Notice I didn’t say “identity” because that’s an impertinent question. It presumes a more or less static image of personality, as if you are forced to be that way all the time for the rest of your life. Yes, you have fallen human tendencies, but nobody has an identity in the Spirit Realm except as either spiritually dead or alive. It’s all about your role and sense of calling. If you get stuck on your sense of identity, you’ll never be ready for God to promote you to higher responsibilities. Yes, we know you can’t simply stop thinking that way. It’s not evil to remember how the rest of the world operates, but it’s wrong to stay there. Your entrance into God’s moral truth is an extension, an additional faculty of human operations. You bring your past with you in the sense of what your mind knows, but you add on a vastly larger understanding from the Spirit Realm.
A fundamental assumption is that you never quite arrive while here on this plane of existence. This is why identity is the wrong approach to self understanding. Your internal talk with yourself needs to focus on what comes next: “What do I do now?” Nothing confronting you is simply good or bad, right or wrong. You have to measure the context with your best understanding of Biblical Morality. You expect to stumble and fall, but you don’t expect to stay down.

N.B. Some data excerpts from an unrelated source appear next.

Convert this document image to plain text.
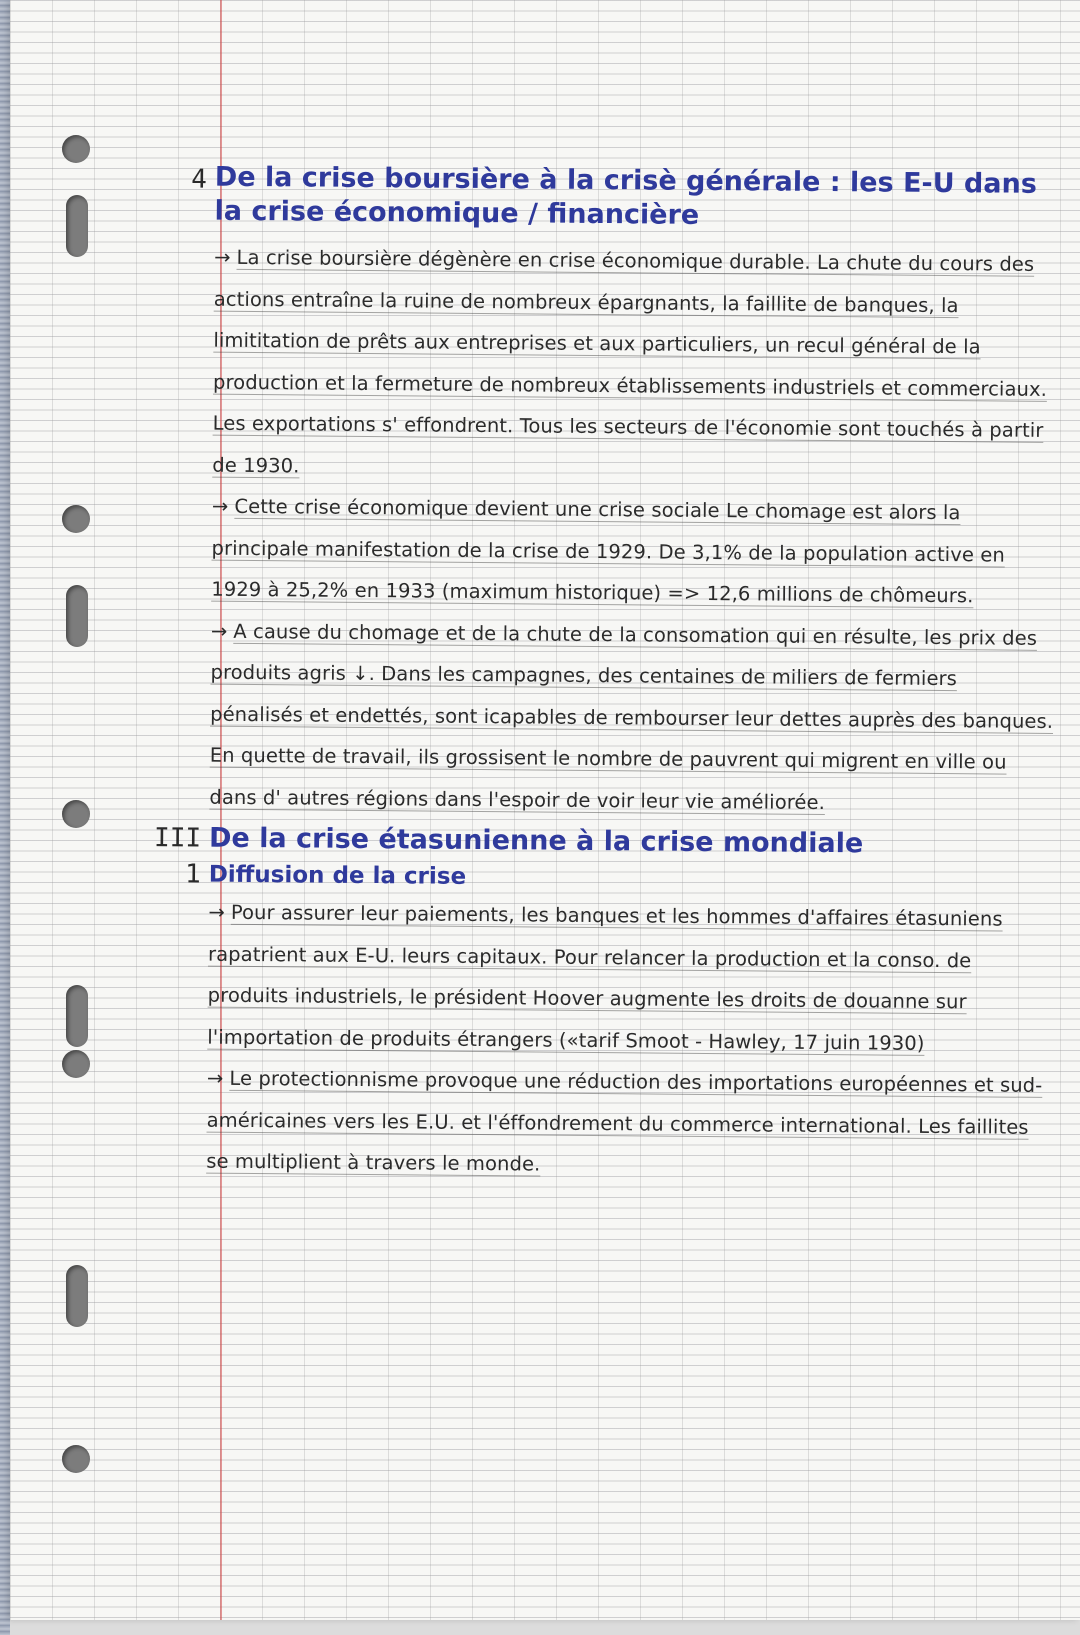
4 De la crise boursière à la crisè générale : les E-U dans la crise économique / financière
→ La crise boursière dégènère en crise économique durable. La chute du cours des actions entraîne la ruine de nombreux épargnants, la faillite de banques, la limititation de prêts aux entreprises et aux particuliers, un recul général de la production et la fermeture de nombreux établissements industriels et commerciaux. Les exportations s' effondrent. Tous les secteurs de l'économie sont touchés à partir de 1930.
→ Cette crise économique devient une crise sociale Le chomage est alors la principale manifestation de la crise de 1929. De 3,1% de la population active en 1929 à 25,2% en 1933 (maximum historique) => 12,6 millions de chômeurs.
→ A cause du chomage et de la chute de la consomation qui en résulte, les prix des produits agris ↓. Dans les campagnes, des centaines de miliers de fermiers pénalisés et endettés, sont icapables de rembourser leur dettes auprès des banques. En quette de travail, ils grossisent le nombre de pauvrent qui migrent en ville ou dans d' autres régions dans l'espoir de voir leur vie améliorée.
III De la crise étasunienne à la crise mondiale
1 Diffusion de la crise
→ Pour assurer leur paiements, les banques et les hommes d'affaires étasuniens rapatrient aux E-U. leurs capitaux. Pour relancer la production et la conso. de produits industriels, le président Hoover augmente les droits de douanne sur l'importation de produits étrangers («tarif Smoot - Hawley, 17 juin 1930)
→ Le protectionnisme provoque une réduction des importations européennes et sud-américaines vers les E.U. et l'éffondrement du commerce international. Les faillites se multiplient à travers le monde.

Thus, I ate some bad food because the Lord didn’t see fit to warn me some other way. For His glory, He led me through a mistake that cost me some physical energy through two workouts and left me in a sub-optimal state of mind. It weakened me, but the Lord allowed healing to come according to His wisdom. It was not a matter of what I needed; that was taken care of, but it was not the focus of attention. His glory was the focus, both for Him and for me. There is no better place to stand than in His glory; it is my best and highest self-interest to be there. Life as a human on this fallen plane cannot be better anywhere else I might stand. So I won’t go back to that restaurant without some really big changes in management, etc. — all highly unlikely.
The proper approach to morality is not one of many academic compartments for thinking about reality; morality is the fundamental nature of reality.